Denver, 1420 local time: I had so little time between flights I had to run, literally. We completed the boarding, taxied away and stood on the taxiway for some time. The pilot informed us that we’re overweight and we have to go back to unload some. More later..

Vegas, 1830 local time: I finally got to the conference registration, got my badge and the goodies. I need to fill in the gaps though. The Lufthansa flight to Denver was great. It was loooong but that aside it was a pleasant experience. I sat next to a lady from Krakow, now a US resident. I learned that if you have low blood preasure problems, you should drink coffee and cognac (but then add two glasses of water to your normal daily dosage which should, by the way, be your weight in kg divided by 30 in litres).

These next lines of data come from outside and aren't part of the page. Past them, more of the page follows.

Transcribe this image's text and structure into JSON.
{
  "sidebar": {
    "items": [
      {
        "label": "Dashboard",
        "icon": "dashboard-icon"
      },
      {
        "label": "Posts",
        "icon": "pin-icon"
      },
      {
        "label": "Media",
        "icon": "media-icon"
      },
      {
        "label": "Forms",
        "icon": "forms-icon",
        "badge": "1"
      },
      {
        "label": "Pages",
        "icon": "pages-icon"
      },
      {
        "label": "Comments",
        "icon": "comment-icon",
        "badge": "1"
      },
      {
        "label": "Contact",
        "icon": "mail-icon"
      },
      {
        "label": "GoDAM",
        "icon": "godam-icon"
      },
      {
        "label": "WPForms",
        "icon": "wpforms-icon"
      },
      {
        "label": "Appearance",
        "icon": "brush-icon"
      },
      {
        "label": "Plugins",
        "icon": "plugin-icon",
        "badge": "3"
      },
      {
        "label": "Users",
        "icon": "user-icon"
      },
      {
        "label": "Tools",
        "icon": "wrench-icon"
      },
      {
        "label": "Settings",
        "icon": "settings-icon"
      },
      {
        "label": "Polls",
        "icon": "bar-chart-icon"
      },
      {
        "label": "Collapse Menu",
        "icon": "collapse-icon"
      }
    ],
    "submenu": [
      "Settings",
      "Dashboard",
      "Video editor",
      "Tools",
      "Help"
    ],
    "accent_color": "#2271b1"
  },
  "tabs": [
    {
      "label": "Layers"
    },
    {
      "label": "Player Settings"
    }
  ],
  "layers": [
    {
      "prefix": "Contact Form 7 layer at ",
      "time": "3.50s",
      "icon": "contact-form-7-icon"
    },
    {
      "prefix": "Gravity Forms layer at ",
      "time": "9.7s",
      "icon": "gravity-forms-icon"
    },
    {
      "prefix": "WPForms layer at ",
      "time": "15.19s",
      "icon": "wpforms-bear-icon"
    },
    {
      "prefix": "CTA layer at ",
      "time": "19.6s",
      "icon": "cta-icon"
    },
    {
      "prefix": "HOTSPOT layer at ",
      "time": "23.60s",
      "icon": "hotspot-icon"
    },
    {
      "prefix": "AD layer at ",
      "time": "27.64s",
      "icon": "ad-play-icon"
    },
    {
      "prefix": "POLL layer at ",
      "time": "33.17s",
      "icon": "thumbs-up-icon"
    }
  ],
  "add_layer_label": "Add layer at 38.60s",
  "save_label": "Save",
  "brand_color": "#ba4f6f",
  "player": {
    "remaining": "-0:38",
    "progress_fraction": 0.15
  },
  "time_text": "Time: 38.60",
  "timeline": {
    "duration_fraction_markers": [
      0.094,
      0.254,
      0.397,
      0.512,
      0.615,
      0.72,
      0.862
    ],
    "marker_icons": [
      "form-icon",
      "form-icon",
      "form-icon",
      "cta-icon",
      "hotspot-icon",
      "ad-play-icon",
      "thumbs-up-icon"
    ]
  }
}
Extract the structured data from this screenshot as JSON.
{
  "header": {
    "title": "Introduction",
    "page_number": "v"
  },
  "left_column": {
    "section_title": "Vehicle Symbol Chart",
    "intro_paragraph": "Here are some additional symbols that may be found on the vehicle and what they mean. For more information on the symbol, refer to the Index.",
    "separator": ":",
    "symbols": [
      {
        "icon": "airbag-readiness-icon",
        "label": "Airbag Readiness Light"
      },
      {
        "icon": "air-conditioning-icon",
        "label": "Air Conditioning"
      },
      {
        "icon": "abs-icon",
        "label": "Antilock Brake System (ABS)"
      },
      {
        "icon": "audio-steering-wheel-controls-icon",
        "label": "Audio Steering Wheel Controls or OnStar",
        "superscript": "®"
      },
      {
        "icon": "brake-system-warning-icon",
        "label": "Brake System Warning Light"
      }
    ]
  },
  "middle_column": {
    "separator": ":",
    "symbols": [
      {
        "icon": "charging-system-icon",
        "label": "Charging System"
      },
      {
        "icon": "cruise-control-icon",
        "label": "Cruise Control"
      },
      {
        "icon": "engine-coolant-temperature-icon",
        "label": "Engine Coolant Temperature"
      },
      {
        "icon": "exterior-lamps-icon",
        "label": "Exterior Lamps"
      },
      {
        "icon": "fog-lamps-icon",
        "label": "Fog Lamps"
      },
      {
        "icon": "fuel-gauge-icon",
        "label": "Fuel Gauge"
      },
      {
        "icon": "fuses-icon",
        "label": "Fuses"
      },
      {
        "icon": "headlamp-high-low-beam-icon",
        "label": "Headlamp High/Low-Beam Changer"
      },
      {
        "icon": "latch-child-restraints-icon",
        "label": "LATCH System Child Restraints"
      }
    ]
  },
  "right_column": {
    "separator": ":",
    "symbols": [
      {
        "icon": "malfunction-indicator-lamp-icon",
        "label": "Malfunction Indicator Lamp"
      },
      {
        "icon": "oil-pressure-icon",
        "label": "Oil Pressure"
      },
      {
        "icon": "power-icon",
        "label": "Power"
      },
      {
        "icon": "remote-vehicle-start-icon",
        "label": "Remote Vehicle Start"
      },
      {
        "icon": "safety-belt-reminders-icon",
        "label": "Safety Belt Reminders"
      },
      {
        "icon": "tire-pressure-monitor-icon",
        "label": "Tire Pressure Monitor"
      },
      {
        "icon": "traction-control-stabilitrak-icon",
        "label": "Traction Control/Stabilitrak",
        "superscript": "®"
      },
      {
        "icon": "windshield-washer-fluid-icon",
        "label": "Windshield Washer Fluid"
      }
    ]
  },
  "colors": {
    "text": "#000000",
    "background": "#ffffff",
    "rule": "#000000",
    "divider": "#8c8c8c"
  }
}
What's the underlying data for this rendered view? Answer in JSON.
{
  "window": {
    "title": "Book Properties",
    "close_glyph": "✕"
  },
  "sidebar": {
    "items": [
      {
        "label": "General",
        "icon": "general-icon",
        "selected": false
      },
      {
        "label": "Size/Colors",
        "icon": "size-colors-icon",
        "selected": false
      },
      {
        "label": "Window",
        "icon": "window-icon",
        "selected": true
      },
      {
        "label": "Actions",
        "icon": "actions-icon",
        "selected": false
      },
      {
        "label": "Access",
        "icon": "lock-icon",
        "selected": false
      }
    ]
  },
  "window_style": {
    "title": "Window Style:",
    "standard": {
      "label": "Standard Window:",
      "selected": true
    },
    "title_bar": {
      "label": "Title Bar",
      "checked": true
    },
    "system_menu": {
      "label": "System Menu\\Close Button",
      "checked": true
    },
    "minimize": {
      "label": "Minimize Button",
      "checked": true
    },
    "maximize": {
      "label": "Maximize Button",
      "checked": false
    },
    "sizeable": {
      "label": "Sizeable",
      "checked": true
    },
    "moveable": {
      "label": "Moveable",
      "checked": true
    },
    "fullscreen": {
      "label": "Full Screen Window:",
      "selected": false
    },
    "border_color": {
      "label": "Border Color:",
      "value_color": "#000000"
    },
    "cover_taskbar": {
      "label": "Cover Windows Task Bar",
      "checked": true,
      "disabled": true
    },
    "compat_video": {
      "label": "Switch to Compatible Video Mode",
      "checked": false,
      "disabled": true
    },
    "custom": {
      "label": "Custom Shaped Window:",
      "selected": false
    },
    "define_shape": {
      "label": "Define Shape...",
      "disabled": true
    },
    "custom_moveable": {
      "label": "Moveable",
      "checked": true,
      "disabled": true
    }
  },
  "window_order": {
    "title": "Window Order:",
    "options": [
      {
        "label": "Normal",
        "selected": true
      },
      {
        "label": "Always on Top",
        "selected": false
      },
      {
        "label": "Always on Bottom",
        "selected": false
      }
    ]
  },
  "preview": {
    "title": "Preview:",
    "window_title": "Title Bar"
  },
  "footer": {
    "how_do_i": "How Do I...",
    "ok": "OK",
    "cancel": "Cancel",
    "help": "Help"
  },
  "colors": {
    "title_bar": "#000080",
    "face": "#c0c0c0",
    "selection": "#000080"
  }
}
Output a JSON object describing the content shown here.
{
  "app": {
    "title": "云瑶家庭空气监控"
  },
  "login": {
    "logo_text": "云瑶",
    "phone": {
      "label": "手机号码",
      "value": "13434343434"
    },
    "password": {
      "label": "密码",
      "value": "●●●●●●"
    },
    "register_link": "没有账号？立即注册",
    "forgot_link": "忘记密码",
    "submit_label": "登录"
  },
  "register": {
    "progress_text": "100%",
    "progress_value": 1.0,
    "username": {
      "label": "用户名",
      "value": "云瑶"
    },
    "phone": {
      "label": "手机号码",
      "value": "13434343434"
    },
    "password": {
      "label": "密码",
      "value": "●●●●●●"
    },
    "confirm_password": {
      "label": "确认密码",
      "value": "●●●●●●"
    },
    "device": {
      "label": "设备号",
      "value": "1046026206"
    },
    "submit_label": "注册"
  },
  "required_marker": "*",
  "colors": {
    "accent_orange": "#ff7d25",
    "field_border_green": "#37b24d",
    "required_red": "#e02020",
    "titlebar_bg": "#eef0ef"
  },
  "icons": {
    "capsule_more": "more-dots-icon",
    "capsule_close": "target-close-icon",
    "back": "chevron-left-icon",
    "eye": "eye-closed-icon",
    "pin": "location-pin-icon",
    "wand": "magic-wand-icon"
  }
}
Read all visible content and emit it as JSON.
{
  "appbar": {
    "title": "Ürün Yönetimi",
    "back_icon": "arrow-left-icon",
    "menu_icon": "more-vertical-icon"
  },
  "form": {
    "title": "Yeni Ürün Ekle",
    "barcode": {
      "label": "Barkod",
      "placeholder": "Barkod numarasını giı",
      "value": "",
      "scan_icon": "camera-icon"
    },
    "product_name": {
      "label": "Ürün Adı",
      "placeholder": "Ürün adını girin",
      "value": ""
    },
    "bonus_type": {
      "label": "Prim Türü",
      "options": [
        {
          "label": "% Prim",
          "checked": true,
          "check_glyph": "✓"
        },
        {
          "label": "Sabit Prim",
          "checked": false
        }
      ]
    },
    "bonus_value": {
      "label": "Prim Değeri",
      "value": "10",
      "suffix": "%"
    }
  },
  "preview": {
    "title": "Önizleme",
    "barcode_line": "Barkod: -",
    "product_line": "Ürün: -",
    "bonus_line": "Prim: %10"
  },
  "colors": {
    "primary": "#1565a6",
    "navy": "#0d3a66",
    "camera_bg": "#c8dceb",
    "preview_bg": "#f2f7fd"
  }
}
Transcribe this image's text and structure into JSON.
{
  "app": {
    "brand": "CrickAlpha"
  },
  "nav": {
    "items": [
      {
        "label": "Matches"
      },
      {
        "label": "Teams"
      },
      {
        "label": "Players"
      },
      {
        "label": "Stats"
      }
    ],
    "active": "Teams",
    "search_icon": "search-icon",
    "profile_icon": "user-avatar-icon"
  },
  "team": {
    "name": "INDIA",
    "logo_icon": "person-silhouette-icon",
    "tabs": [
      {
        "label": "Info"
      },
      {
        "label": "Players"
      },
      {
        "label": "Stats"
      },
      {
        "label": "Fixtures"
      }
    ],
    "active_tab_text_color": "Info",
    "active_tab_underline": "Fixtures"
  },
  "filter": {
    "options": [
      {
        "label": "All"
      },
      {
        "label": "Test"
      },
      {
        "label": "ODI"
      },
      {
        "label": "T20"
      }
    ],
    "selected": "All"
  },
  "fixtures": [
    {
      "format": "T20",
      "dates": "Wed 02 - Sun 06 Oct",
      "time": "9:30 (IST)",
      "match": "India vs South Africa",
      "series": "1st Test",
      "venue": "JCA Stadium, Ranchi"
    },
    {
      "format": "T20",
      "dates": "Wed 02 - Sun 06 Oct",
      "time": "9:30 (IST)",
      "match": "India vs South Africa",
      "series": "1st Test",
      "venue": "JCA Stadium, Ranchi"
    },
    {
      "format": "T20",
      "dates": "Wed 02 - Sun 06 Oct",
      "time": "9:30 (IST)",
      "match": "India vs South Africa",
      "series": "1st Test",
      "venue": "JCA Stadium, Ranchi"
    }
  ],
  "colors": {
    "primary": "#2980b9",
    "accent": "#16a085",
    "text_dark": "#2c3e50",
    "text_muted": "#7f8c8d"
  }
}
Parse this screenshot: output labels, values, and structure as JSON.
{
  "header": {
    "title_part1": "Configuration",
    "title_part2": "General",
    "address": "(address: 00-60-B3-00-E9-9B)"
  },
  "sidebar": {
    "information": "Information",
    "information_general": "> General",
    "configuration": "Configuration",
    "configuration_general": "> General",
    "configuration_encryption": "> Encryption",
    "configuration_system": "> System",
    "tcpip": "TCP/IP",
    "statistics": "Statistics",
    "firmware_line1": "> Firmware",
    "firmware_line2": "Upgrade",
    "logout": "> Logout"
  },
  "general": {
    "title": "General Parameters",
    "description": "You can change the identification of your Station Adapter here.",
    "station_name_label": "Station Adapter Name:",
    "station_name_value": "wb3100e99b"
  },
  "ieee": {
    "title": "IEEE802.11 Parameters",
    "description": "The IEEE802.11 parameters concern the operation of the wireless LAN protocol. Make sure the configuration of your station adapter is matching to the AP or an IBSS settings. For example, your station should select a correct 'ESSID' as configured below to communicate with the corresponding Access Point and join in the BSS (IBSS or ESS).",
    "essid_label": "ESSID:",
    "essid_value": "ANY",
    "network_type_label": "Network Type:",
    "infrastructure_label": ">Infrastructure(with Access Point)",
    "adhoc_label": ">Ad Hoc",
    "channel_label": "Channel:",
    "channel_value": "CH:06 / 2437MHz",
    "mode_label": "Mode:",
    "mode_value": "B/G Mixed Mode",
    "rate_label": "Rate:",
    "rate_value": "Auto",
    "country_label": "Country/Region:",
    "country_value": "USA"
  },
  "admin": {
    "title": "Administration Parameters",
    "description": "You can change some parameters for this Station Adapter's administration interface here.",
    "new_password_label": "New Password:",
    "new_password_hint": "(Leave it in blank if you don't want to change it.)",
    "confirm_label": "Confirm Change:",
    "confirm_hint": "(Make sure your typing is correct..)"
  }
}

The Ted flight to Vegas was much scarier though. We were late (175lb overweight so we had to ditch a passanger from the waiting list), half of the movie was played without sound and the plane was shaking all the time. After getting the baggage I took a cab (and waited for it in the biggest queue ever) to TI, where I got my no-view room (pictures when I return).

And now I’m at Mix07 wearing a ‘business’ tag.

WPF/E competition

Thursday, March 29th, 2007

Yesterday was a fine day that ended with a talk about the WindowsVista.si website (now offline). It’s made with WPF/E technology and is made to mimic the look & feel of the real Vista operating system. A great showcase of the technology.

There’s been much talk about WPF. The whole Windows Foundation Platform seems to be competition to the Adobe Apollo platform. They’re both made to create desktop applications. Apollo seems to be on top with the cross-platformness while Microsoft is putting its hopes on the size of the Windows developer community.

When we come ‘down’ to WPF/E (the E stands for Everywhere), the competitor everyone is talking about is Adobe (formerly Macromedia) Flash. They both solve a lot of common problems – animation, multimedia, drawing – stuff that you can’t do in HTML. But when you look under the hood of WindowsVista.si you’ll find there’s a bunch of JavaScripts that seem to do all the magic. And the code looks much like when you’re working with the infamous <canvas> tag.

This was also confirmed by the developer of the page – due to the limitations of the current plugin and it’s work with XAML everything on the page is dynamically created with JavaScript and is not present in the source XAML file. Since there are no components available he actually wrote all the controls himself – tabview, scrolling, panes, menus, windows,…

Two things come to mind:

  1. Direct3D vs OpenGL battle that went on about a decade ago
  2. document.layer vs document.all and the time of the DynamicDuo

Seems like a good idea would be to write a library that will seamlessly switch between WPF/E, and Flash whether they’re present or not. Especially since the tag will obviouslly never be trully cross platform (at least for a while) and that WPF/E doesn’t yet have a plugin for all platforms & browsers. Then again – what’s wrong with Flash?